Ознакомительная версия.
– Я уезжаю с чувством глубокой признательности вашим высочествам за милостивый прием.
– Правда? И ни малейших трений с кем бы то ни было?
– Ни малейших.
– Я доволен этим, очень доволен!.. При дворе у вас были враги, господин Дюбер… из числа завистников, которые находили, должно быть, что вас… что с вами слишком милостиво обращаются. Поверите ли, я даже получил анонимный донос на вас? Разумеется, это была такая гнусность, что я с негодованием бросил его… Ну, да что там! Раз вы хотите вернуться на родину, я доволен, что мы расстаемся добрыми друзьями. Я буду очень жалеть о вас, господин Дюбер. Вы – порядочный человек и… очень любите свою родину!
– Ваше высочество, – не удержался я, чтобы не сказать, – я привык любить ее особенно в то время, которое прожил на чужбине!
Принц улыбнулся.
– Мы – тоже порядочные люди, господин Дюбер, – сказал он. – Франция и Германия – две великие нации, которые должны бы идти рука об руку. К сожалению, мы что-то не ладим. О, я не хочу сказать, что это – всецело ваша вина. Наш император – великий государь, но… не всегда у него хорошие советники. Самые преданные друзья императора должны выносить на себе иной раз отвратительное обхождение. Знаете ли вы, господин Дюбер, что к нам ставят прусский гарнизон? Сегодня прусские каски займут территорию императора Гюнтера, а с первого января упраздняются ротбергские почтовые марки. Предлогом для всего этого послужило это нелепое дело доктора Циммермана, чтобы его черт побрал! Кстати, – вполголоса прибавил он, – я рассчитываю на вашу скромность в том, что касается роли… наследного принца…
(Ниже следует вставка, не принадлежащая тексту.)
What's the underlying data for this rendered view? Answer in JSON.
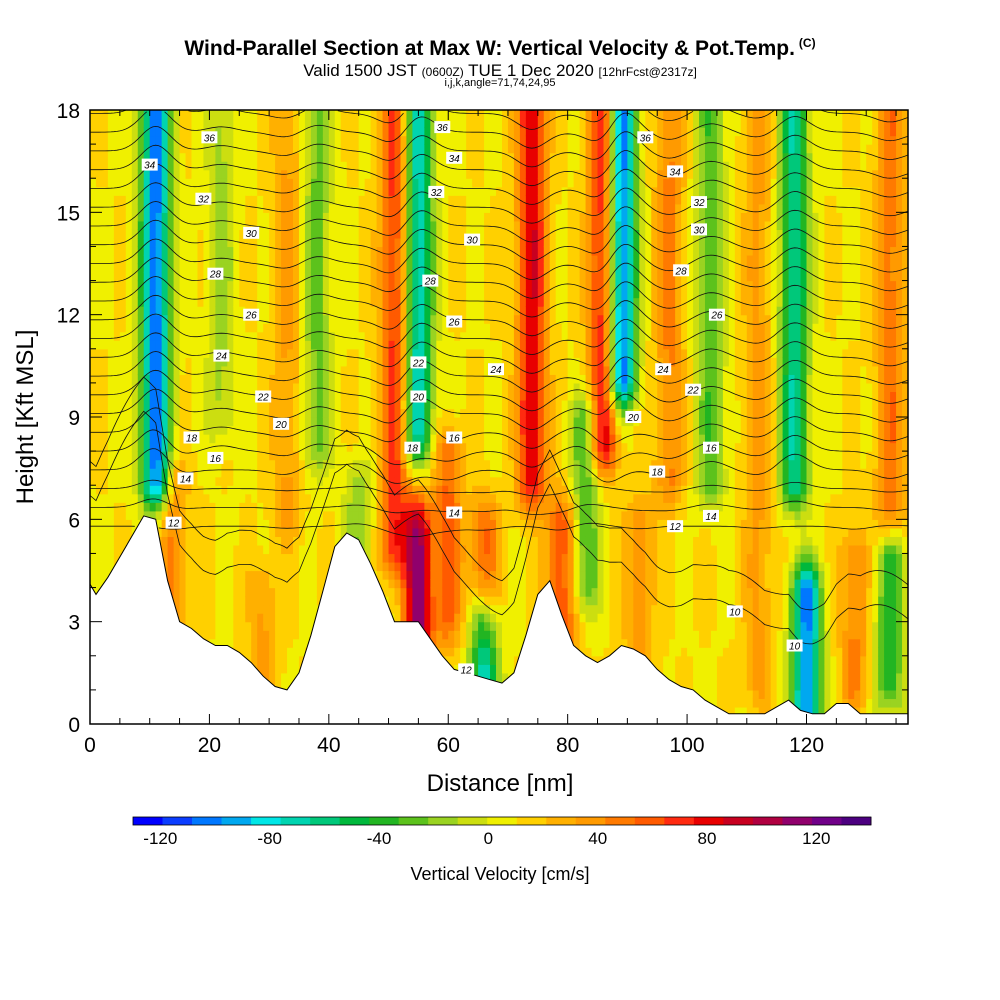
{
  "header": {
    "title": "Wind-Parallel Section at Max W: Vertical Velocity & Pot.Temp.",
    "copyright": "(C)",
    "valid_prefix": "Valid 1500 JST",
    "valid_z": "(0600Z)",
    "valid_date": "TUE 1 Dec 2020",
    "forecast": "[12hrFcst@2317z]",
    "indices": "i,j,k,angle=71,74,24,95"
  },
  "chart_data": {
    "type": "heatmap",
    "xlabel": "Distance [nm]",
    "ylabel": "Height [Kft MSL]",
    "xlim": [
      0,
      137
    ],
    "ylim": [
      0,
      18
    ],
    "x_ticks": [
      0,
      20,
      40,
      60,
      80,
      100,
      120
    ],
    "y_ticks": [
      0,
      3,
      6,
      9,
      12,
      15,
      18
    ],
    "grid": false,
    "terrain": {
      "x": [
        0,
        1,
        3,
        5,
        7,
        9,
        11,
        13,
        15,
        17,
        19,
        21,
        23,
        25,
        27,
        29,
        31,
        33,
        35,
        37,
        39,
        41,
        43,
        45,
        47,
        49,
        51,
        53,
        55,
        57,
        59,
        61,
        63,
        65,
        67,
        69,
        71,
        73,
        75,
        77,
        79,
        81,
        83,
        85,
        87,
        89,
        91,
        93,
        95,
        97,
        99,
        101,
        103,
        105,
        107,
        109,
        111,
        113,
        115,
        117,
        119,
        121,
        123,
        125,
        127,
        129,
        131,
        133,
        135,
        137
      ],
      "height_kft": [
        4.1,
        3.8,
        4.3,
        4.9,
        5.5,
        6.1,
        6.0,
        4.2,
        3.0,
        2.8,
        2.5,
        2.3,
        2.3,
        2.1,
        1.8,
        1.4,
        1.1,
        1.0,
        1.5,
        2.6,
        3.9,
        5.2,
        5.6,
        5.4,
        4.7,
        3.9,
        3.0,
        3.0,
        3.0,
        2.5,
        2.0,
        1.6,
        1.5,
        1.4,
        1.3,
        1.2,
        1.5,
        2.6,
        3.8,
        4.2,
        3.2,
        2.3,
        2.0,
        1.8,
        2.0,
        2.3,
        2.2,
        2.0,
        1.6,
        1.3,
        1.1,
        1.0,
        0.7,
        0.5,
        0.3,
        0.3,
        0.3,
        0.3,
        0.5,
        0.7,
        0.4,
        0.3,
        0.3,
        0.6,
        0.6,
        0.3,
        0.3,
        0.3,
        0.3,
        0.3
      ]
    },
    "vertical_velocity_cm_s": {
      "colorbar_label": "Vertical Velocity [cm/s]",
      "colorbar_ticks": [
        -120,
        -80,
        -40,
        0,
        40,
        80,
        120
      ],
      "range": [
        -130,
        140
      ],
      "background": 10,
      "features": [
        {
          "x": 11,
          "y_min": 7,
          "y_max": 18,
          "peak": -115
        },
        {
          "x": 14,
          "y_min": 2,
          "y_max": 7,
          "peak": 35
        },
        {
          "x": 22,
          "y_min": 9,
          "y_max": 18,
          "peak": -25
        },
        {
          "x": 29,
          "y_min": 1,
          "y_max": 4,
          "peak": 25
        },
        {
          "x": 33,
          "y_min": 6,
          "y_max": 18,
          "peak": 25
        },
        {
          "x": 38,
          "y_min": 8,
          "y_max": 18,
          "peak": -35
        },
        {
          "x": 45,
          "y_min": 3,
          "y_max": 7,
          "peak": -30
        },
        {
          "x": 51,
          "y_min": 5,
          "y_max": 18,
          "peak": 60
        },
        {
          "x": 55,
          "y_min": 1,
          "y_max": 7,
          "peak": 100
        },
        {
          "x": 55,
          "y_min": 7,
          "y_max": 18,
          "peak": -85
        },
        {
          "x": 60,
          "y_min": 3,
          "y_max": 8,
          "peak": 45
        },
        {
          "x": 66,
          "y_min": 0.5,
          "y_max": 3,
          "peak": -85
        },
        {
          "x": 66,
          "y_min": 3,
          "y_max": 6,
          "peak": 45
        },
        {
          "x": 74,
          "y_min": 7,
          "y_max": 18,
          "peak": 75
        },
        {
          "x": 79,
          "y_min": 2,
          "y_max": 6,
          "peak": 55
        },
        {
          "x": 83,
          "y_min": 4,
          "y_max": 9,
          "peak": -45
        },
        {
          "x": 86,
          "y_min": 8,
          "y_max": 18,
          "peak": 75
        },
        {
          "x": 89,
          "y_min": 10,
          "y_max": 18,
          "peak": -120
        },
        {
          "x": 92,
          "y_min": 1,
          "y_max": 6,
          "peak": 30
        },
        {
          "x": 97,
          "y_min": 7,
          "y_max": 18,
          "peak": 35
        },
        {
          "x": 104,
          "y_min": 7,
          "y_max": 18,
          "peak": -40
        },
        {
          "x": 112,
          "y_min": 1,
          "y_max": 18,
          "peak": 25
        },
        {
          "x": 118,
          "y_min": 7,
          "y_max": 18,
          "peak": -75
        },
        {
          "x": 120,
          "y_min": 0.3,
          "y_max": 4,
          "peak": -110
        },
        {
          "x": 128,
          "y_min": 1,
          "y_max": 5,
          "peak": 35
        },
        {
          "x": 134,
          "y_min": 1,
          "y_max": 5,
          "peak": -50
        },
        {
          "x": 134,
          "y_min": 6,
          "y_max": 18,
          "peak": 40
        }
      ]
    },
    "potential_temperature": {
      "contour_interval": 1,
      "label_interval": 2,
      "labels": [
        {
          "text": "36",
          "x": 20,
          "y": 17.2
        },
        {
          "text": "34",
          "x": 10,
          "y": 16.4
        },
        {
          "text": "32",
          "x": 19,
          "y": 15.4
        },
        {
          "text": "30",
          "x": 27,
          "y": 14.4
        },
        {
          "text": "28",
          "x": 21,
          "y": 13.2
        },
        {
          "text": "26",
          "x": 27,
          "y": 12.0
        },
        {
          "text": "24",
          "x": 22,
          "y": 10.8
        },
        {
          "text": "22",
          "x": 29,
          "y": 9.6
        },
        {
          "text": "20",
          "x": 32,
          "y": 8.8
        },
        {
          "text": "18",
          "x": 17,
          "y": 8.4
        },
        {
          "text": "16",
          "x": 21,
          "y": 7.8
        },
        {
          "text": "14",
          "x": 16,
          "y": 7.2
        },
        {
          "text": "12",
          "x": 14,
          "y": 5.9
        },
        {
          "text": "36",
          "x": 59,
          "y": 17.5
        },
        {
          "text": "34",
          "x": 61,
          "y": 16.6
        },
        {
          "text": "32",
          "x": 58,
          "y": 15.6
        },
        {
          "text": "30",
          "x": 64,
          "y": 14.2
        },
        {
          "text": "28",
          "x": 57,
          "y": 13.0
        },
        {
          "text": "26",
          "x": 61,
          "y": 11.8
        },
        {
          "text": "24",
          "x": 68,
          "y": 10.4
        },
        {
          "text": "22",
          "x": 55,
          "y": 10.6
        },
        {
          "text": "20",
          "x": 55,
          "y": 9.6
        },
        {
          "text": "18",
          "x": 54,
          "y": 8.1
        },
        {
          "text": "16",
          "x": 61,
          "y": 8.4
        },
        {
          "text": "14",
          "x": 61,
          "y": 6.2
        },
        {
          "text": "12",
          "x": 63,
          "y": 1.6
        },
        {
          "text": "36",
          "x": 93,
          "y": 17.2
        },
        {
          "text": "34",
          "x": 98,
          "y": 16.2
        },
        {
          "text": "32",
          "x": 102,
          "y": 15.3
        },
        {
          "text": "30",
          "x": 102,
          "y": 14.5
        },
        {
          "text": "28",
          "x": 99,
          "y": 13.3
        },
        {
          "text": "26",
          "x": 105,
          "y": 12.0
        },
        {
          "text": "24",
          "x": 96,
          "y": 10.4
        },
        {
          "text": "22",
          "x": 101,
          "y": 9.8
        },
        {
          "text": "20",
          "x": 91,
          "y": 9.0
        },
        {
          "text": "18",
          "x": 95,
          "y": 7.4
        },
        {
          "text": "16",
          "x": 104,
          "y": 8.1
        },
        {
          "text": "14",
          "x": 104,
          "y": 6.1
        },
        {
          "text": "12",
          "x": 98,
          "y": 5.8
        },
        {
          "text": "10",
          "x": 108,
          "y": 3.3
        },
        {
          "text": "10",
          "x": 118,
          "y": 2.3
        }
      ]
    }
  }
}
– О, разумеется, ваше высочество!
– Да, у нас плохой день, – продолжал принц. – В добавление ко всему ожидается еще манифестация по поводу выхода из тюрьмы доктора Циммермана. Против меня ли будет направлена эта манифестация, или против Пруссии – не знаю, но, во всяком случае у меня будут неприятности из-за нее. К счастью, этот невыносимый химик освобождает Йену со всей своей кликой. В этом еще маленькая компенсация… Ах, далеко не все восхитительно в жизни государей! До свидания, господин Дюбер! Сохраните о нас дружеские чувства и когда-нибудь приезжайте навестить нас. Желаю вам счастливого пути и блестящей карьеры. Не говорите о нас слишком дурно своим соотечественникам. Скажите им, что мы – не варвары.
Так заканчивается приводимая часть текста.